Detto tutto questo, da tifoso il più grande dispiacere è che questo finale di stagione così diabolicamente negativo stia scolorendo le emozioni provate lo scorso anno più velocemente di quanto sbiadiscono i titoli e le pagine della Gazzetta nel mio armadio. Il quinto posto e il disonore dell'eliminazione in semifinale contro l'Inter, cioè, non rischiano di sporcare solo il futuro prossimo del Milan, ma anche il suo passato recente, la sua memoria.

Certo, ci sono sempre quei giornali per rievocarli, e così i video in Piazza Duomo del 22 e 23 maggio 2022, le foto di me con i capelli tinti di biondo per festeggiare il titolo. Ci sono i ricordi di dov'ero, con chi ero, come ho vissuto ogni passaggio di questa risalita: i rigori contro il Rio Ave con la televisione che diventa nera al momento dell'ultimo tiro, la salita in bicicletta per festeggiare il ritorno in Champions League, le lacrime dopo Milan-Spezia 1-2 e la conseguente promessa (non del tutto mantenuta) di non arrabbiarmi più troppo per una partita di calcio. E poi ancora la doppietta di Giroud nel derby il giorno del compleanno della mia compagna e di uno dei miei più cari amici, rossonero anche lui, fino a quel 22 maggio con mio padre che viene a Milano per festeggiare con me uno Scudetto tanto atteso. Ma anche la corsa europea di quest'anno, pur chiusa nel modo peggiore di tutti: l'entusiasmo controllato per l'1-0 al Tottenham, la scommessa di non togliermi un orecchino della Champions fino a che eravamo in corsa, la gioia della vittoria sul Napoli e la paura che questa volta, infine, passassero quelli con la maglia nerazzurra. Sono lì, quei ricordi, bisogna solo cercarli e aggrapparvisi con tutta la forza possibile per lasciar passare la bufera per, poi, tornare di nuovo a crederci. Del resto, quante volte ce lo siamo detti, nel calcio e nella vita, che dopo Istanbul c'è sempre Atene?

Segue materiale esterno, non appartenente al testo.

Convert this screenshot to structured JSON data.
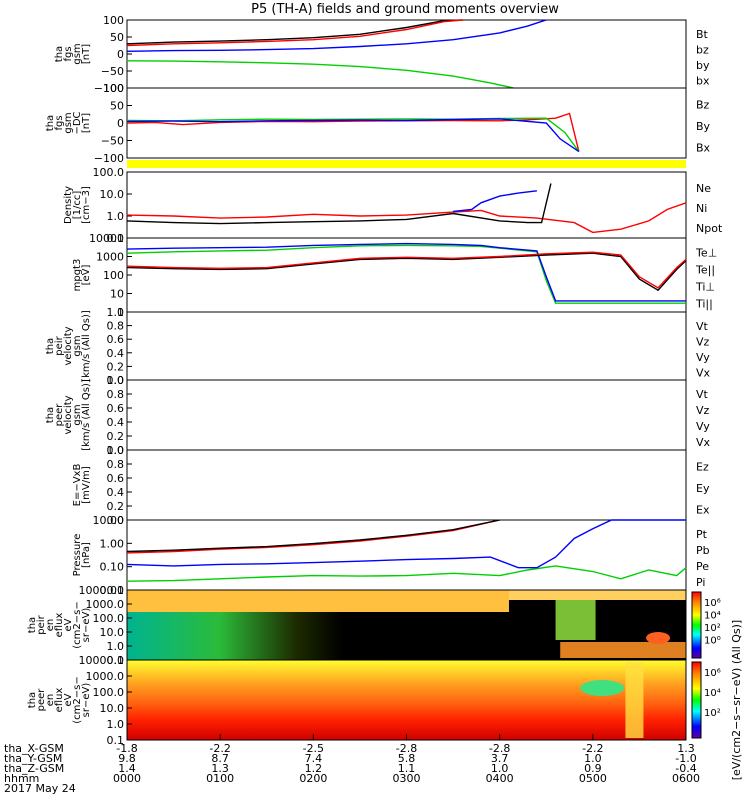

Noi milanisti troppo spesso abbiamo vissuto nei ricordi del glorioso passato europeo, e la nostalgia è un sentimento che detesto: anche per questo ero felice finalmente di vivere nel presente, anzi nel futuro, di tifare una squadra giovane, europea, brillante, con un allenatore e dei giocatori a cui volevo bene e delle prospettive di sviluppo inesplorate. Questo finale di stagione mi sta togliendo un po' di quella felicità, costringendomi a rifugiarmi in quei ricordi per superare il momento. Non so se questa parte della storia sia finita qui, malamente, se cacceranno Pioli e ricominceremo da capo. Io credo che, con il giusto mercato, e con la conquista della Champions League agevolata dalla penalizzazione della Juventus, i rossoneri possano riprendere con Pioli il loro percorso di costruzione di una squadra entusiasmante e stabilmente ai vertici. In ogni caso, sono sereno: sarà che ho compiuto trent'anni e che nella vita mi stanno succedendo delle cose importanti. Aspettando con fiducia il prossimo successo che valga l'acquisto della Gazzetta, o magari, con un po' di doverosa Schadenfreude, una sconfitta dell'Inter a Istanbul, continuo a cantare «Quanto è bello l'A.C. Milan, quanto è bello essere noi».